You’ve been hired by the New York Mets baseball team as a junior data scientist to work on an array of different marketing projects. Management is currently pushing your group to assist in a Season Ticket purchasing campaign. From past analysis, it is known that the likelihood of a customer purchasing season tickets past opening day decreases approximately 30%. Therefore, it is critical to get customers to purchase these season ticket packages now.
The best proven method (based on historical data) to convert customers to purchase season tickets is via individual phone calls from the Mets season ticket Sales team. Problem is, there are only about 50 salespeople and approximately 10,000 prospects in your CRM system who have been identified as potential season ticket customers.
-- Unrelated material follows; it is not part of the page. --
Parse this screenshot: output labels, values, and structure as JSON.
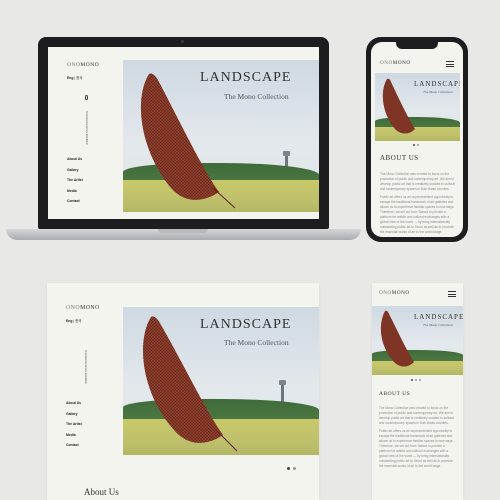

Note, the max individual list a single salesperson can maintain is 100 people, so you will need to determine a prioritized list of around 500 people out of the 10,000. There is a bottleneck at hand and you are the key to unlock this puzzle.
Data
Data at your disposal from the NY Mets Data Warehouse
• Mets Customer CRM Database
o Basic CRM data for existing customers and prospects (i.e., Names, Income, Family and Dependents, Age Band, whether or not someone has purchased tickets in the past, etc.)
• LinkedIn
o Connection information from LinkedIn (i.e. who is connected with who, Names, Job Titles, etc.)
• Stubhub.com
o Prior games purchased and attended by prospective customers (i.e. Names, Games Attended, Ticket Price of past Games, Concessions purchased at the games, etc.)
• Mets.com
o Transactional purchase data from for merchandise (i.e., Hats, T-shirt, Jerseys, etc.)
Questions
1) From the information in the dataset above, would you be able to implement a supervised model? If so, what would be your Label variable.
2) Explain how you would use at least 3 different data mining techniques, and in which way, to address this problem.